Man habe mit den Baubewilligungen lediglich an diesem Beschluss festgehalten. Ein Postulat wie jenes zu den Werbebildschirmen sei schliesslich noch kein verbindlicher Parlamentsbeschluss. Ausserdem habe die Stadt laufende Verträge mit Plakatfirmen, die sie einzuhalten habe.

 

Verbot mit Folgen

Für den FDP-Gemeinderat Spielman ist klar: «Die ganze Geschichte zeigt, wie absurd und realitätsfremd das geforderte Verbot von Werbebildschirmen ist.» Dass die Stadt nun – nur wenige Wochen nach dem Gemeinderatsvotum dagegen – doch neue Werbeflächen bauen müsse, um ihre vertraglichen Verpflichtungen wahrzunehmen, sei ein Beleg dafür.

Spielman befürchtet zudem, dass das geforderte Verbot auch bereits beschlossene Projekte wie die City-Pläne gefährdet. Diese werden durch die darauf angebrachten Werbeflächen nämlich teilweise finanziert.

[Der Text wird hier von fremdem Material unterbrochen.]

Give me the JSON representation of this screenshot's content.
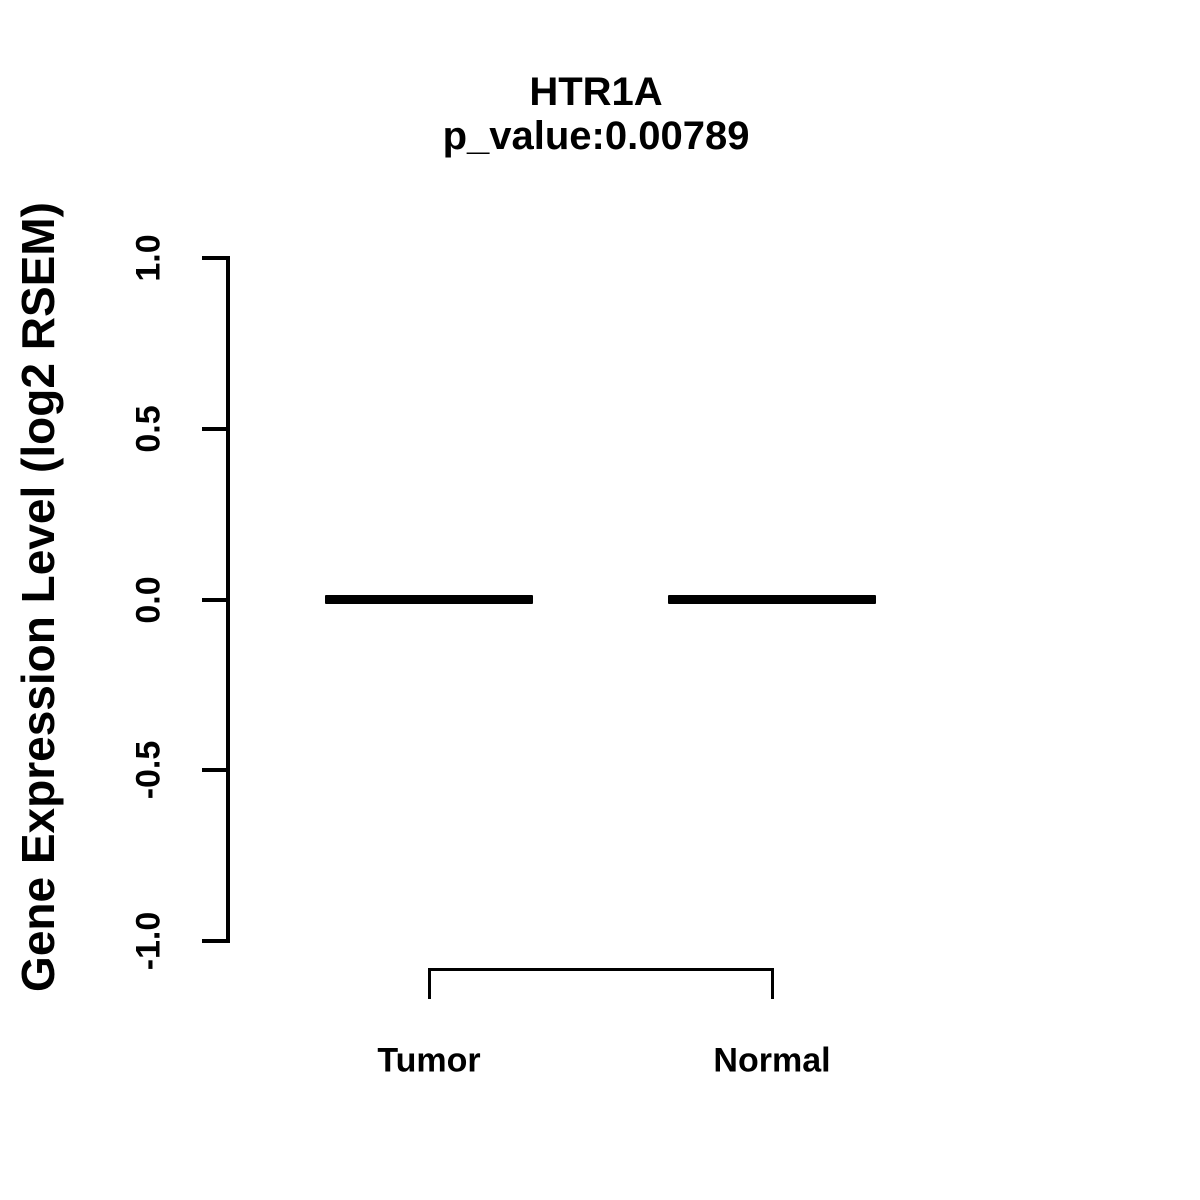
{
  "header": {
    "title": "HTR1A",
    "subtitle": "p_value:0.00789"
  },
  "chart_data": {
    "type": "boxplot",
    "title": "HTR1A",
    "subtitle": "p_value:0.00789",
    "xlabel": "",
    "ylabel": "Gene Expression Level (log2 RSEM)",
    "ylim": [
      -1.0,
      1.0
    ],
    "yticks": [
      {
        "value": 1.0,
        "label": "1.0"
      },
      {
        "value": 0.5,
        "label": "0.5"
      },
      {
        "value": 0.0,
        "label": "0.0"
      },
      {
        "value": -0.5,
        "label": "-0.5"
      },
      {
        "value": -1.0,
        "label": "-1.0"
      }
    ],
    "grid": false,
    "legend": "none",
    "categories": [
      "Tumor",
      "Normal"
    ],
    "groups": [
      {
        "label": "Tumor",
        "median": 0.0,
        "q1": 0.0,
        "q3": 0.0,
        "whisker_low": 0.0,
        "whisker_high": 0.0
      },
      {
        "label": "Normal",
        "median": 0.0,
        "q1": 0.0,
        "q3": 0.0,
        "whisker_low": 0.0,
        "whisker_high": 0.0
      }
    ],
    "annotations": [
      {
        "type": "comparison-bracket",
        "from": "Tumor",
        "to": "Normal",
        "label": ""
      }
    ]
  },
  "colors": {
    "foreground": "#000000",
    "background": "#ffffff"
  }
}
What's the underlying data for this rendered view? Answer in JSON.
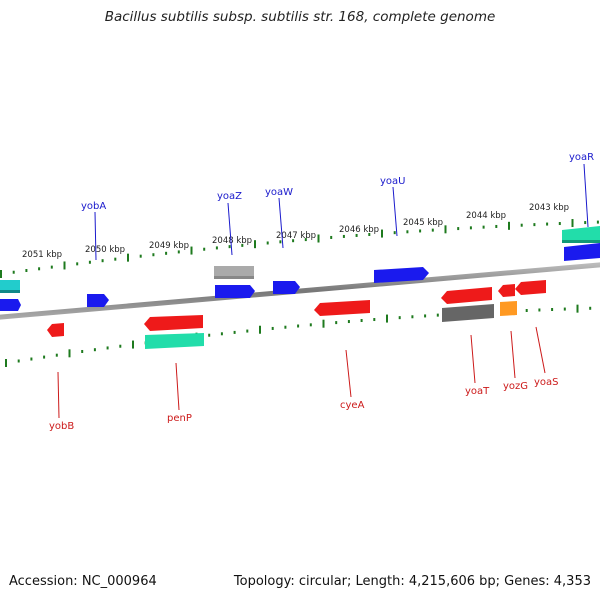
{
  "title": "Bacillus subtilis subsp. subtilis str. 168, complete genome",
  "footer": {
    "accession": "Accession: NC_000964",
    "summary": "Topology: circular; Length: 4,215,606 bp; Genes: 4,353"
  },
  "colors": {
    "backbone": "#888888",
    "tick": "#1e7a1e",
    "forward_cds": "#1a1aee",
    "reverse_cds": "#ee1a1a",
    "rna": "#22ddaa",
    "cyan_feature": "#22cccc",
    "pseudo_gray": "#666666",
    "light_gray": "#aaaaaa",
    "orange_feature": "#ff9922",
    "forward_label": "#1a1acc",
    "reverse_label": "#cc1a1a"
  },
  "scale_labels": [
    "2051 kbp",
    "2050 kbp",
    "2049 kbp",
    "2048 kbp",
    "2047 kbp",
    "2046 kbp",
    "2045 kbp",
    "2044 kbp",
    "2043 kbp"
  ],
  "forward_gene_labels": [
    "yobA",
    "yoaZ",
    "yoaW",
    "yoaU",
    "yoaR"
  ],
  "reverse_gene_labels": [
    "yobB",
    "penP",
    "cyeA",
    "yoaT",
    "yozG",
    "yoaS"
  ]
}
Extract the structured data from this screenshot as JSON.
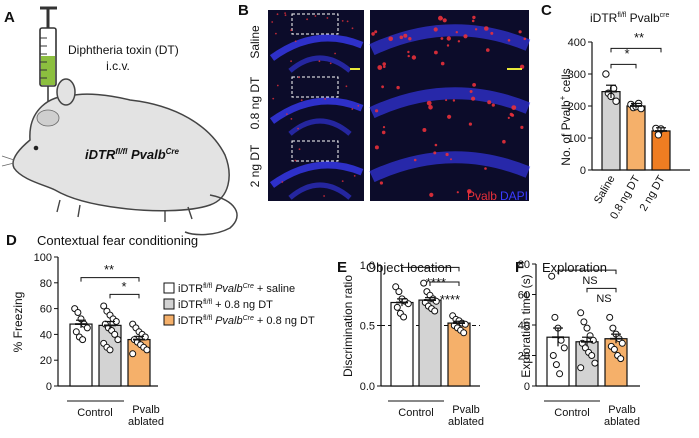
{
  "panels": {
    "A": {
      "letter": "A",
      "toxin_line1": "Diphtheria toxin (DT)",
      "toxin_line2": "i.c.v.",
      "mouse_label_base": "iDTR",
      "mouse_label_sup": "fl/fl",
      "mouse_label_gene": " Pvalb",
      "mouse_label_gene_sup": "Cre"
    },
    "B": {
      "letter": "B",
      "rows": [
        "Saline",
        "0.8 ng DT",
        "2 ng DT"
      ],
      "stain_pvalb": "Pvalb",
      "stain_dapi": "DAPI",
      "colors": {
        "pvalb": "#e8303a",
        "dapi": "#3a3cff",
        "background": "#0c0c2a"
      }
    },
    "C": {
      "letter": "C",
      "title_base": "iDTR",
      "title_sup": "fl/fl",
      "title_gene": " Pvalb",
      "title_gene_sup": "cre",
      "significance": [
        "*",
        "**"
      ]
    },
    "D": {
      "letter": "D",
      "title": "Contextual fear conditioning",
      "significance": [
        "**",
        "*"
      ],
      "legend": [
        {
          "base": "iDTR",
          "sup": "fl/fl",
          "gene": " Pvalb",
          "gene_sup": "Cre",
          "rest": " + saline",
          "color": "#ffffff"
        },
        {
          "base": "iDTR",
          "sup": "fl/fl",
          "gene": "",
          "gene_sup": "",
          "rest": " + 0.8 ng DT",
          "color": "#d3d3d3"
        },
        {
          "base": "iDTR",
          "sup": "fl/fl",
          "gene": " Pvalb",
          "gene_sup": "Cre",
          "rest": " + 0.8 ng DT",
          "color": "#f5b06a"
        }
      ],
      "group_control": "Control",
      "group_ablated_line1": "Pvalb",
      "group_ablated_line2": "ablated"
    },
    "E": {
      "letter": "E",
      "title": "Object location",
      "significance": [
        "****",
        "****"
      ],
      "group_control": "Control",
      "group_ablated_line1": "Pvalb",
      "group_ablated_line2": "ablated"
    },
    "F": {
      "letter": "F",
      "title": "Exploration",
      "significance": [
        "NS",
        "NS"
      ],
      "group_control": "Control",
      "group_ablated_line1": "Pvalb",
      "group_ablated_line2": "ablated"
    }
  },
  "chart_data": [
    {
      "id": "C",
      "type": "bar",
      "categories": [
        "Saline",
        "0.8 ng DT",
        "2 ng DT"
      ],
      "ylabel": "No. of Pvalb⁺ cells",
      "ylabel_base": "No. of Pvalb",
      "ylabel_sup": "+",
      "ylabel_rest": " cells",
      "ylim": [
        0,
        400
      ],
      "yticks": [
        0,
        100,
        200,
        300,
        400
      ],
      "values": [
        245,
        200,
        122
      ],
      "errors": [
        20,
        8,
        10
      ],
      "colors": [
        "#d3d3d3",
        "#f5b06a",
        "#ef7d22"
      ],
      "points": [
        [
          300,
          240,
          230,
          255,
          215
        ],
        [
          205,
          195,
          198,
          208,
          192
        ],
        [
          130,
          110,
          128
        ]
      ]
    },
    {
      "id": "D",
      "type": "bar",
      "categories": [
        "iDTR fl/fl PvalbCre + saline",
        "iDTR fl/fl + 0.8 ng DT",
        "iDTR fl/fl PvalbCre + 0.8 ng DT"
      ],
      "ylabel": "% Freezing",
      "ylim": [
        0,
        100
      ],
      "yticks": [
        0,
        20,
        40,
        60,
        80,
        100
      ],
      "values": [
        48,
        47,
        36
      ],
      "errors": [
        3,
        3,
        2.5
      ],
      "colors": [
        "#ffffff",
        "#d3d3d3",
        "#f5b06a"
      ],
      "points": [
        [
          60,
          57,
          52,
          48,
          45,
          42,
          38,
          36
        ],
        [
          62,
          58,
          55,
          52,
          50,
          48,
          45,
          43,
          40,
          36,
          33,
          30,
          28
        ],
        [
          48,
          45,
          42,
          40,
          38,
          36,
          34,
          32,
          30,
          28,
          25
        ]
      ]
    },
    {
      "id": "E",
      "type": "bar",
      "categories": [
        "Saline",
        "0.8 ng DT",
        "PvalbCre + 0.8 ng DT"
      ],
      "ylabel": "Discrimination ratio",
      "ylim": [
        0,
        1.0
      ],
      "yticks": [
        0,
        0.5,
        1.0
      ],
      "ytick_labels": [
        "0.0",
        "0.5",
        "1.0"
      ],
      "reference_line": 0.5,
      "values": [
        0.69,
        0.71,
        0.52
      ],
      "errors": [
        0.03,
        0.02,
        0.015
      ],
      "colors": [
        "#ffffff",
        "#d3d3d3",
        "#f5b06a"
      ],
      "points": [
        [
          0.82,
          0.78,
          0.72,
          0.7,
          0.68,
          0.65,
          0.6,
          0.57
        ],
        [
          0.85,
          0.78,
          0.75,
          0.72,
          0.7,
          0.69,
          0.66,
          0.64,
          0.62
        ],
        [
          0.58,
          0.55,
          0.54,
          0.52,
          0.51,
          0.5,
          0.48,
          0.46,
          0.44
        ]
      ]
    },
    {
      "id": "F",
      "type": "bar",
      "categories": [
        "Saline",
        "0.8 ng DT",
        "PvalbCre + 0.8 ng DT"
      ],
      "ylabel": "Exploration time (s)",
      "ylim": [
        0,
        80
      ],
      "yticks": [
        0,
        20,
        40,
        60,
        80
      ],
      "values": [
        32,
        29,
        31
      ],
      "errors": [
        6,
        3,
        3
      ],
      "colors": [
        "#ffffff",
        "#d3d3d3",
        "#f5b06a"
      ],
      "points": [
        [
          72,
          45,
          38,
          30,
          25,
          20,
          14,
          8
        ],
        [
          48,
          42,
          38,
          33,
          30,
          28,
          25,
          22,
          20,
          15,
          12
        ],
        [
          45,
          38,
          34,
          31,
          28,
          26,
          24,
          20,
          18
        ]
      ]
    }
  ]
}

Auch der grüne Gemeinderat Waser meint, das von ihm und seinen Mitstreiterinnen angestrebte Verbot umfasse auch die Werbefelder auf den City-Plänen. Diese nun trotzdem aufzubauen, nur um sie in absehbarer Zeit vielleicht wieder abbrechen zu müssen, sei «eine reine Geld- und Ressourcenverschwendung».